La mujer sigue una charla infinita en que carcajadas se intercalan sin pedir permiso. La discusión gira en torno a un hecho acontecido esa tarde. Los hombres dicen que una mujer fue encontrada muerta en uno de los departamentos a una cuadra. Yo no sé nada de eso, pero asiento y comento que era rubia, que lo había leído en el diario aquella tarde. Los hombres dicen que cada tanto pasa en aquel barrio, que encuentran una mujer asesinada. Son en general las europeas que caminan por el Passeig de Gracia. Una calle donde están los locales de ropa mas caros de la ciudad. “Tiene que ver con la droga” dicen y no espacifican y yo no sé de qué están-- ¿Estamos? Hablando.
La mujer rubia que se sentaba en la mesa desde temprano se levantó y cayó al suelo. El mozo español que la había estado mirando de a ratos la vio desmoronarse entre los gritos de los guiris. No lo habían notado. Los hombres que se habían sentado más tarde se levantaron y se fueron.
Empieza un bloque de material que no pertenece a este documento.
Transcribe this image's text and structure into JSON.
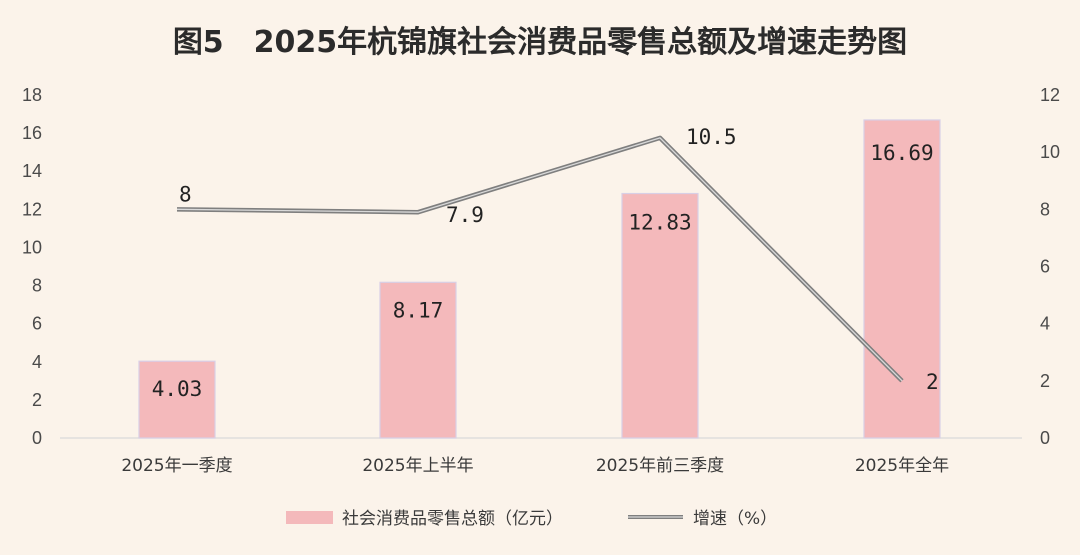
{
  "chart_data": {
    "title": "图5　2025年杭锦旗社会消费品零售总额及增速走势图",
    "categories": [
      "2025年一季度",
      "2025年上半年",
      "2025年前三季度",
      "2025年全年"
    ],
    "series": [
      {
        "name": "社会消费品零售总额（亿元）",
        "type": "bar",
        "axis": "left",
        "values": [
          4.03,
          8.17,
          12.83,
          16.69
        ],
        "color": "#f4b9bb"
      },
      {
        "name": "增速（%）",
        "type": "line",
        "axis": "right",
        "values": [
          8,
          7.9,
          10.5,
          2
        ],
        "color": "#7f7f7f"
      }
    ],
    "y_left": {
      "min": 0,
      "max": 18,
      "ticks": [
        0,
        2,
        4,
        6,
        8,
        10,
        12,
        14,
        16,
        18
      ]
    },
    "y_right": {
      "min": 0,
      "max": 12,
      "ticks": [
        0,
        2,
        4,
        6,
        8,
        10,
        12
      ]
    },
    "grid": false,
    "legend_position": "bottom",
    "background": "#fbf3ea"
  }
}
En la confusión el muchacho no prestó atención a que se iban con una mujer alta, morocha, de unos treinta años, que nunca había entrado al bar.
Cuando logró llegar al rincón en que debería yacer la muchacha a quien el hombre de la pipa en la boca le había indicado que sirviera un Absentha, encontró sobre su silla un gato gordo y peludo. La muchacha no estaba.
El hombre alto que había ordenado el trago llamó
- "Absintha"
El gato paró las orejas como si hubiesen estado hasta ese momento ajenas al griterío en el lugar. Se bajó de la silla y pasando por entre las piernas del muchacho que lo miraba atónito, se dirigió al lugar de donde provenía la voz que reclamaba su presencia, ronroneando.